1. Orthostatic intolerance by lower body negative pressure (LBNP) including heart rate, systolic and diastolic blood pressure, percentage change in calf volume, systolic time intervals, and vectorcardiograms (VCGs)
2. Heart size by posterior-anterior chest x-rays (L-15 only)
3. Resting (supine) leg volume
The postflight protocol consisted of:
1. LBNP test performed on recovery day (R+0) on one subject.
2. Chest x-rays
3. Leg volume measurements.
The test protocol for LBNP consisted of following six evaluation periods:
1. Supine resting in the LBNP for five minutes
2. Up to 25 mm Hg negative pressure for two minutes
3. 30 to 35 mm Hg negative pressure for three minutes
4. 40 mm Hg negative pressure for five minutes
5. 50 mm Hg negative pressure for five minutes
6. Recovery supine in LBNP device for five minutes
LBNP level, heart rate, ECG or VCG, and systolic and diastolic blood pressure were monitored continuously. Age, body weight, body temperature, duration of sleep, time since sleep, time since last meal, amount of fluid intake, time of day, ambient temperature, and environmental test conditions were also noted.
During LBNP, time of day, ambient and LBNP temperature, time since last meal, and amount of sleep were all nominal and within desired limits of experimental control. No results were considered beyond acceptable limits. Preflight, one subject experienced one episode of presyncope during the later portion of the 40 mm Hg protocol at L-15. Postflight, only one subject was evaluated by LBNP, this occurring approximately 2 hours 20 minutes after recovery. Two minutes into the 50 mm Hg level of LBNP, the protocol was terminated due to progressively declining blood pressure. The crewmen vehemently denied any associated symptomology. This postflight measurement was made prior to the decision to cease all nondiagnostic and nonclinical testing. This decision was made in response to the medical complications arising from the crew exposure to the toxic gases during reentry.

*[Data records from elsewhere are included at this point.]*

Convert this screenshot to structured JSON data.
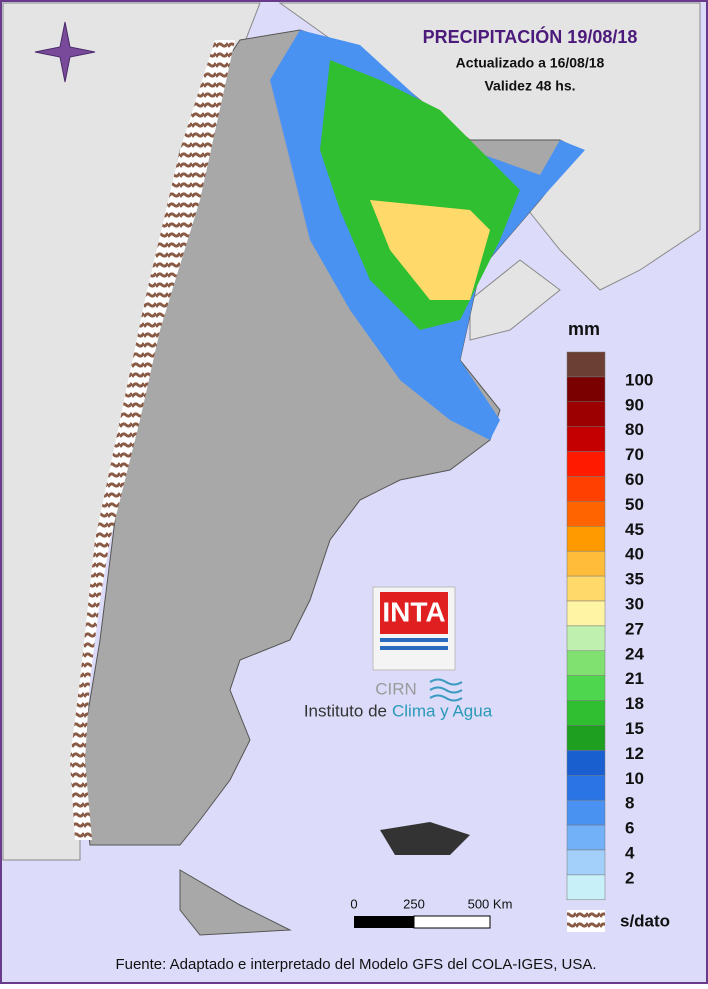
{
  "header": {
    "title": "PRECIPITACIÓN 19/08/18",
    "updated": "Actualizado a 16/08/18",
    "validity": "Validez 48 hs."
  },
  "legend": {
    "unit": "mm",
    "over_color": "#6b3f33",
    "items": [
      {
        "label": "100",
        "color": "#7a0000"
      },
      {
        "label": "90",
        "color": "#9c0000"
      },
      {
        "label": "80",
        "color": "#c40000"
      },
      {
        "label": "70",
        "color": "#ff1a00"
      },
      {
        "label": "60",
        "color": "#ff4000"
      },
      {
        "label": "50",
        "color": "#ff6400"
      },
      {
        "label": "45",
        "color": "#ff9a00"
      },
      {
        "label": "40",
        "color": "#ffbc3a"
      },
      {
        "label": "35",
        "color": "#ffda6a"
      },
      {
        "label": "30",
        "color": "#fff4a4"
      },
      {
        "label": "27",
        "color": "#bff0b0"
      },
      {
        "label": "24",
        "color": "#80e070"
      },
      {
        "label": "21",
        "color": "#4fd64f"
      },
      {
        "label": "18",
        "color": "#30bf30"
      },
      {
        "label": "15",
        "color": "#1f9f1f"
      },
      {
        "label": "12",
        "color": "#1a5fd0"
      },
      {
        "label": "10",
        "color": "#2a74e6"
      },
      {
        "label": "8",
        "color": "#4a92f2"
      },
      {
        "label": "6",
        "color": "#72b0f8"
      },
      {
        "label": "4",
        "color": "#a2d0fa"
      },
      {
        "label": "2",
        "color": "#c8f0f8"
      }
    ],
    "no_data": "s/dato"
  },
  "scale": {
    "labels": [
      "0",
      "250",
      "500 Km"
    ]
  },
  "logo": {
    "brand": "INTA",
    "center": "CIRN",
    "name_prefix": "Instituto de",
    "name_highlight": "Clima y Agua"
  },
  "footer": "Fuente: Adaptado e interpretado del Modelo GFS del COLA-IGES, USA."
}
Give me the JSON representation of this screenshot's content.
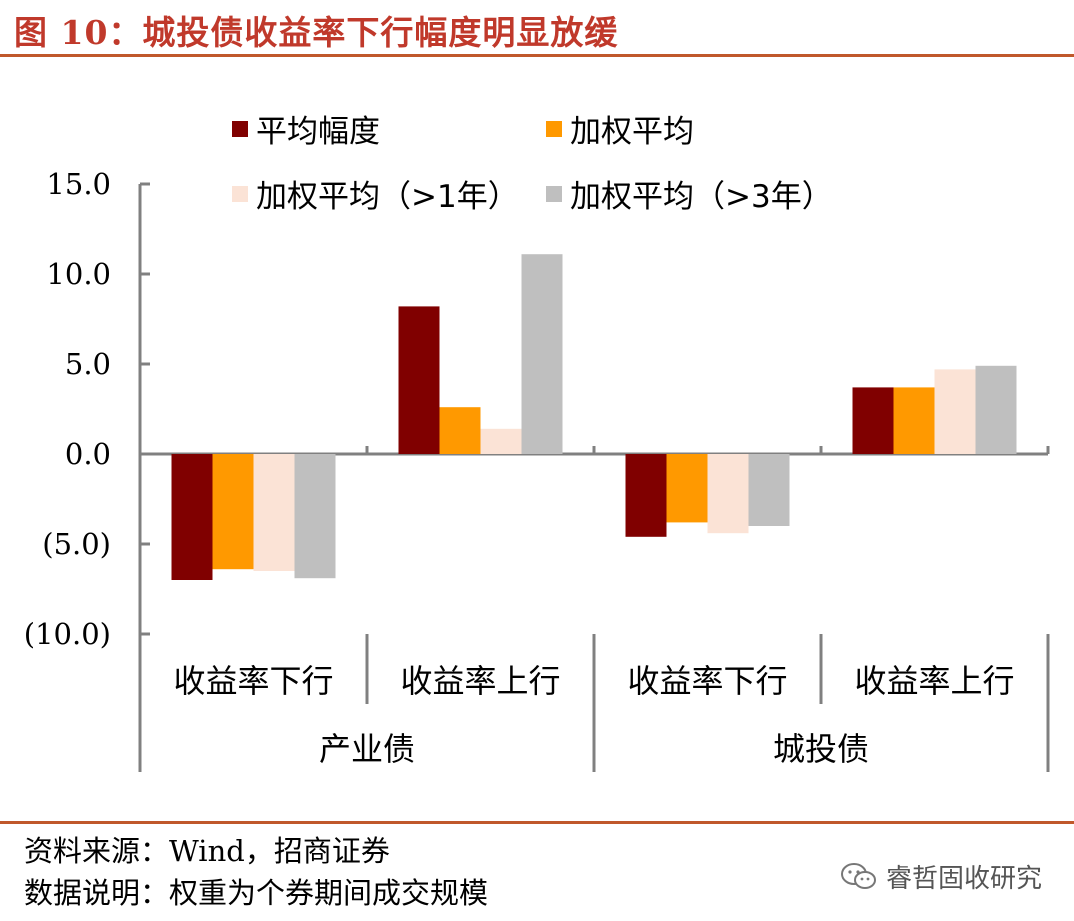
{
  "title": "图  10：城投债收益率下行幅度明显放缓",
  "colors": {
    "title": "#c0392b",
    "rule": "#c0582b",
    "axis": "#808080"
  },
  "footer": {
    "source": "资料来源：Wind，招商证券",
    "note": "数据说明：权重为个券期间成交规模"
  },
  "watermark": {
    "text": "睿哲固收研究",
    "icon": "wechat-icon"
  },
  "chart_data": {
    "type": "bar",
    "ylim": [
      -10,
      15
    ],
    "yticks": [
      -10,
      -5,
      0,
      5,
      10,
      15
    ],
    "ytick_labels": [
      "(10.0)",
      "(5.0)",
      "0.0",
      "5.0",
      "10.0",
      "15.0"
    ],
    "grid": false,
    "legend_position": "top",
    "groups": [
      "产业债",
      "城投债"
    ],
    "categories": [
      "收益率下行",
      "收益率上行",
      "收益率下行",
      "收益率上行"
    ],
    "series": [
      {
        "name": "平均幅度",
        "color": "#800000",
        "values": [
          -7.0,
          8.2,
          -4.6,
          3.7
        ]
      },
      {
        "name": "加权平均",
        "color": "#ff9900",
        "values": [
          -6.4,
          2.6,
          -3.8,
          3.7
        ]
      },
      {
        "name": "加权平均（>1年）",
        "color": "#fbe3d6",
        "values": [
          -6.5,
          1.4,
          -4.4,
          4.7
        ]
      },
      {
        "name": "加权平均（>3年）",
        "color": "#bfbfbf",
        "values": [
          -6.9,
          11.1,
          -4.0,
          4.9
        ]
      }
    ]
  }
}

Because LBNP recordings scheduled immediately after flight were deleted, no useful information was obtained from systolic time intervals, echocardiograms, or VCGs. Strictly resting VCGs were taken on recovery day in conjunction with clinical ECGs. All tracings were considered to within normal limits. One crewmember experienced occasional premature supraventricular beats similar to those observed before flight.
Chest x-rays provided heart size determinations by cardiothoracic (C/T) ratios. No notable or consistent findings developed, but this data must be considered in the light of significant postflight pulmonary involvement.
Apart from the noxious gas event with the recovery of the ASTP crewmen and their ensuing pulmonary consequences, no findings would lead to conclusions different from that reached with all previous US manned space missions: a modest postflight orthostatic intolerance without operational significance was demonstrated.